By the time police eventually tried to obtain a sample in 2008 the person had died.

Other documents tendered to the court showed a series of inaccuracies and "obvious errors".

Written evidence relating to the case of Peter Baumann - a man who disappeared from Sydney in the 90s with his body never to be recovered - made references to post-mortem results.

Det Chief Insp Laidlaw conceded the evidence was "just plain wrong".

Counsel Assisting James Emmett SC said the inquiry had identified a number of cases in which lines of inquiry were identified that were "either not implemented or not implemented for a decade or more". 

In another startling admission, Det Chief Insp Laidlaw said his team "quite possibly" did not look at any cases at all between 1970 and 2009 and agreed he had "absolutely no idea as to the dimension of the problem".

The inquiry was earlier told that out of more than 400 cold cases, 201 were identified for reinvestigation.

Det Chief Insp Laidlaw was unable to say how these cases were selected, where the list could be found or whether anyone had been tasked with the reinvestigations.

"Did you just pick them at random?" Mr Emmett asked.

Only 76 cases were found to have been reviewed between 2009 and 2017 despite a team of 38 full-time officers working within the NSW unsolved homicide team.

Mr Emmett said at the current rate it would take the detectives about 50 years to review all cases on file.

"So will it be, what, 40 to 50 years on your current track to review them all?" he asked the chief inspector and 38-year veteran of the force.

Commissioner John Sackar earlier asked Det Chief Insp Laidlaw why an urgent audit of all unsolved cases had not taken place.

"These are all people's lives and people's family's lives," Justice Sackar said.

"Am I missing something, or do I detect that the police as an institution don't rate unsolved homicide too highly in terms of priorities?"

The inquiry was told that before 2004 there was no system in place for the management or review of unsolved homicides.

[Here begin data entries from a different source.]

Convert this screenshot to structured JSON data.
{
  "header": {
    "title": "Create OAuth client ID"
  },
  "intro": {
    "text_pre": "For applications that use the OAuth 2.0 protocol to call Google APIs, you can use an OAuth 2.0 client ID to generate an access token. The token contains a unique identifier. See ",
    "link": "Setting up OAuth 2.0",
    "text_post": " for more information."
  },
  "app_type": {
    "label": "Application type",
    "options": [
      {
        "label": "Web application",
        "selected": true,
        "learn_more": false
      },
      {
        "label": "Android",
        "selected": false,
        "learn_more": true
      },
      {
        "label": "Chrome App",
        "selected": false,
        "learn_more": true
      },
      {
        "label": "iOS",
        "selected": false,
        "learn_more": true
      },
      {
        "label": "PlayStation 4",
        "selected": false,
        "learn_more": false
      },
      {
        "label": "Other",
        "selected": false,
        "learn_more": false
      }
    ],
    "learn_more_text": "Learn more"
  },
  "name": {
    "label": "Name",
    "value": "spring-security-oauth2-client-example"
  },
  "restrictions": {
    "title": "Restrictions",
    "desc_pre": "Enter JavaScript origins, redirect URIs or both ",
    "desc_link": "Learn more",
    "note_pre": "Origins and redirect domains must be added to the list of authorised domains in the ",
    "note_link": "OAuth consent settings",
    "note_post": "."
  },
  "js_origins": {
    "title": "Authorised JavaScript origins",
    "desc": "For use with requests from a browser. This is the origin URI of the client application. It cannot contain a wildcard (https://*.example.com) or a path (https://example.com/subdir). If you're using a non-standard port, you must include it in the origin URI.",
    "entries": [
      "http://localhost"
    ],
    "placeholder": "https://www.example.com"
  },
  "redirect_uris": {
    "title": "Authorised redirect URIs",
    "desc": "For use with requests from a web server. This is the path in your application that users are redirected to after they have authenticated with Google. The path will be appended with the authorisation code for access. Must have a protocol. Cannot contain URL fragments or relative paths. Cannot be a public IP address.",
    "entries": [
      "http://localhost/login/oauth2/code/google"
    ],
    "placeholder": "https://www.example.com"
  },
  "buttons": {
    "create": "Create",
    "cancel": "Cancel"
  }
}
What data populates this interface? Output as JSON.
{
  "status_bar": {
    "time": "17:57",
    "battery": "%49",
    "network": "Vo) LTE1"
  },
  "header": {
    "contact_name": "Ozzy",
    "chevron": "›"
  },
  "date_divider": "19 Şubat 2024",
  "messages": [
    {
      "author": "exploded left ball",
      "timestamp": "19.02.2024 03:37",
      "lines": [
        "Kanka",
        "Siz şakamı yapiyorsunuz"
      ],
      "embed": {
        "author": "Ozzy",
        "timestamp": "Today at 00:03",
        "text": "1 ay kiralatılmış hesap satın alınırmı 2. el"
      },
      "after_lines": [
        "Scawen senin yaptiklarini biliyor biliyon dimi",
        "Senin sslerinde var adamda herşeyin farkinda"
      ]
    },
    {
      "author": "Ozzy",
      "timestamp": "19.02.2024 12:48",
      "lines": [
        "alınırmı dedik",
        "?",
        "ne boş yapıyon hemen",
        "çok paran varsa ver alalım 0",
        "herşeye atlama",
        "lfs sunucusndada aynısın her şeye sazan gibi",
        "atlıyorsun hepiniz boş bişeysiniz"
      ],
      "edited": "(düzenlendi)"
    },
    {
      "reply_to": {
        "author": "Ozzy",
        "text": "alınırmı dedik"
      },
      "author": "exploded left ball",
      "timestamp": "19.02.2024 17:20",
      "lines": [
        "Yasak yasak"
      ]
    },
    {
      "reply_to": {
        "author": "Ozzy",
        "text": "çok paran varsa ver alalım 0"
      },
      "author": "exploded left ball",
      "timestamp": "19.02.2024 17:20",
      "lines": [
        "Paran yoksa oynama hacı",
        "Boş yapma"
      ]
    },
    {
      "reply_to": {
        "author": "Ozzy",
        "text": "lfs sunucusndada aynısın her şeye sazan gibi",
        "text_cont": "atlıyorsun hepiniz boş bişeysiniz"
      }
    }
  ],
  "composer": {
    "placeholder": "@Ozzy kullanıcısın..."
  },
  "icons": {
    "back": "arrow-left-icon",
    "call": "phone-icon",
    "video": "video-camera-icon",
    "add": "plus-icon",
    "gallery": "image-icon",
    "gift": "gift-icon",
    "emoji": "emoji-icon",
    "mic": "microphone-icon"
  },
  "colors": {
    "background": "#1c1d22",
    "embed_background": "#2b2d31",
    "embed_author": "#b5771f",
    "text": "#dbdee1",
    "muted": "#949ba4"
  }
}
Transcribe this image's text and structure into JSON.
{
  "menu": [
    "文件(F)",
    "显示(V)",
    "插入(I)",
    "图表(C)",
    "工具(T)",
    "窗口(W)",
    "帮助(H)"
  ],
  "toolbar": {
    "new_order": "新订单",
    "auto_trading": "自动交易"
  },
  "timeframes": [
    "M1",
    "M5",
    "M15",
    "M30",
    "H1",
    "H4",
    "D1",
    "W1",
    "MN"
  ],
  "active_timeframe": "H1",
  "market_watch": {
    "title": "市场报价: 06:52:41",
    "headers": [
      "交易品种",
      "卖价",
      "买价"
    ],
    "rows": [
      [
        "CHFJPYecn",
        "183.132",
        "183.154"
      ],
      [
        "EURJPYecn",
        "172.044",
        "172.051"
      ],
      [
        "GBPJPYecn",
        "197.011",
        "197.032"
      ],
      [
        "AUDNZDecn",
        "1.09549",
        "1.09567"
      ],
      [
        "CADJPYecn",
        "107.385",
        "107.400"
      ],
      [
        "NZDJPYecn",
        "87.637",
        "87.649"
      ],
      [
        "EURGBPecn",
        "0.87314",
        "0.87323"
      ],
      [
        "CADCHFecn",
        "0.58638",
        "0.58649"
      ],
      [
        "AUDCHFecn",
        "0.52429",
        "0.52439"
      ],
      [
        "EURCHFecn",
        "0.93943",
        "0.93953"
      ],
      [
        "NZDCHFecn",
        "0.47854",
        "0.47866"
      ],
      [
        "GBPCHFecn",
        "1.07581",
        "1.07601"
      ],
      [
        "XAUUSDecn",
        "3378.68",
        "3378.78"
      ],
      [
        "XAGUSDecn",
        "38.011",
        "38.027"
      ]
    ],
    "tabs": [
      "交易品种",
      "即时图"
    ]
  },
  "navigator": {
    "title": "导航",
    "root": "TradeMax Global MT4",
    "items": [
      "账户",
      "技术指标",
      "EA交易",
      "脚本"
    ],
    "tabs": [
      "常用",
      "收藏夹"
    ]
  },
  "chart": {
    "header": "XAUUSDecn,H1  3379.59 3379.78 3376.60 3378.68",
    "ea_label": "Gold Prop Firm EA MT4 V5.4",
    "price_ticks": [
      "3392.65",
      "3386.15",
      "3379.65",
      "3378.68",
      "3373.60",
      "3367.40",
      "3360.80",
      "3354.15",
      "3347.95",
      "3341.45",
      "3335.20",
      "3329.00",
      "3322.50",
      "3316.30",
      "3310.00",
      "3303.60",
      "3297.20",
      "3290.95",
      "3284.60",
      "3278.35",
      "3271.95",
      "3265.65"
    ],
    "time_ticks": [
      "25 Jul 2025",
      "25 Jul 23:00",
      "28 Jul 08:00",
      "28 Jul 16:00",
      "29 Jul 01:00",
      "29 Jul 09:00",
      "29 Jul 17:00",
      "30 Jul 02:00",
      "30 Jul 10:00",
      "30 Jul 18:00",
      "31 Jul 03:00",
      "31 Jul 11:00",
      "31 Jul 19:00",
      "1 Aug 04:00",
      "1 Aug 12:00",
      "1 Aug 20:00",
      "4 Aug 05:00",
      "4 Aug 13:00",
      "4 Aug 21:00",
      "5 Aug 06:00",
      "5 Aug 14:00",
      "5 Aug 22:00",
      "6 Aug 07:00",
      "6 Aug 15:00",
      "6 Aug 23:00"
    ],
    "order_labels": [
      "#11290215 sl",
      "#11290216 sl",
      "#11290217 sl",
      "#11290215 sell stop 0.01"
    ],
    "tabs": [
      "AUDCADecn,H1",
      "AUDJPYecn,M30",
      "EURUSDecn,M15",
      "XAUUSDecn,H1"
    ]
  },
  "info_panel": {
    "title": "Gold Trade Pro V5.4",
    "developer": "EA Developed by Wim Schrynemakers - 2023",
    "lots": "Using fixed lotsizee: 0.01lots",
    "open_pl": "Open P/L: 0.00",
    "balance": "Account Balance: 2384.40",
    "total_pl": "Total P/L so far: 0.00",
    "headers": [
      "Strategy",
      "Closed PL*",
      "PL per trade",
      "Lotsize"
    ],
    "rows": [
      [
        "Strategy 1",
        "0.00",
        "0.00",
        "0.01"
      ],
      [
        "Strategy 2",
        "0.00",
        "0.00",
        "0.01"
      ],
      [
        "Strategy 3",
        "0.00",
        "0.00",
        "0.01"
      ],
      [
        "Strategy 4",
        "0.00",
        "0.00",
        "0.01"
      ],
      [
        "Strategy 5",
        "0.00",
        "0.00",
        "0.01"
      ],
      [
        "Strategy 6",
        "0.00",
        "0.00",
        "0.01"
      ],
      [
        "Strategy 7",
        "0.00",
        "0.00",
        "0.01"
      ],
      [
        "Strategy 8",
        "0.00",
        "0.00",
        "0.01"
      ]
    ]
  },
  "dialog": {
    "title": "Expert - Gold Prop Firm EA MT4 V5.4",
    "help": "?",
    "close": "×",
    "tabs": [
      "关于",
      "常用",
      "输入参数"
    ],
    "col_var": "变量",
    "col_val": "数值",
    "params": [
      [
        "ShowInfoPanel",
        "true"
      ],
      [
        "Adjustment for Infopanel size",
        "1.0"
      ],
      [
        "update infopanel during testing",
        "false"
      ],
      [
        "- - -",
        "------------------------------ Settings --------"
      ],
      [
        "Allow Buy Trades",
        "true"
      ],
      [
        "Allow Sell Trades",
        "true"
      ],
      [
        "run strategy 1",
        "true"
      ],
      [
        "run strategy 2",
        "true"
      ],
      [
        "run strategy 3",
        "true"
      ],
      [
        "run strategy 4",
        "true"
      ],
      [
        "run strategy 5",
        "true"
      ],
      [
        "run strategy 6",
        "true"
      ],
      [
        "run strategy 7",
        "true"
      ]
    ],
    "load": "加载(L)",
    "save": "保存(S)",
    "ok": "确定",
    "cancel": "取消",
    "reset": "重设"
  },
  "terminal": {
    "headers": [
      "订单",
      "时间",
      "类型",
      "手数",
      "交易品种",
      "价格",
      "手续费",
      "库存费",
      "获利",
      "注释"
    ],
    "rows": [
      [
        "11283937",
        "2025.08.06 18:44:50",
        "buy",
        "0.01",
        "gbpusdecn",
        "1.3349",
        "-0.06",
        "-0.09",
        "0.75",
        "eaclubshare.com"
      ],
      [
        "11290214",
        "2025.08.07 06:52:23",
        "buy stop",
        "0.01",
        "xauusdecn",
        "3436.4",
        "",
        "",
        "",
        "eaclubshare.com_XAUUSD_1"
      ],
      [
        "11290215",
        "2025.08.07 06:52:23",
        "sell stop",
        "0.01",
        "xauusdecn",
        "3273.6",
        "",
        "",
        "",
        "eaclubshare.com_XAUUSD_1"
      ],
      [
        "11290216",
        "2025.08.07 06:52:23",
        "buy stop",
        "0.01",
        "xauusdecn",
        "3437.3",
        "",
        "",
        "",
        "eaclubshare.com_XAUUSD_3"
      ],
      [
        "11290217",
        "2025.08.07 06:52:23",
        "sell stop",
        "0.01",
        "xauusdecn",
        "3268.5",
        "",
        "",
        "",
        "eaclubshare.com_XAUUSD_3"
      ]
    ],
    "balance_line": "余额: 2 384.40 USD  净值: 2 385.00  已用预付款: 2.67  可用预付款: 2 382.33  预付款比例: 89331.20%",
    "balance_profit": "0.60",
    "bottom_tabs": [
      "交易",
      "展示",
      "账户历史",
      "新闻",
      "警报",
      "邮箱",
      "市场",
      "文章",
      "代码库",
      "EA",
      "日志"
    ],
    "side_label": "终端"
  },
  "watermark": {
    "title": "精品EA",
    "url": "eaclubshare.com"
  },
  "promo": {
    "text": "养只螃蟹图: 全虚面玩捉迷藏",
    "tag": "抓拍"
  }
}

Despite relying on a tracking file as a "live document" to keep recording unsolved homicides and suspicious deaths, the inquiry was shown that the last matter on file was from August 2016.

Det Chief Insp Laidlaw said the official record management system used by his team since it was established in 2004 was still a work in progress when asked why no data had been recorded for the past seven years.

The inquiry was told at least six high-profile suspected gay hate cold cases currently being examined by the commission were not recorded on tracking file. 

Det Chief Insp Laidlaw was unable to explain why the case details of William Allen, Robert Malcolm, James Meek, Richard Slater, William Rooney and Carl Stockton - all killed in brutal assaults during the 1990s - were seemingly absent from the squad's official working document.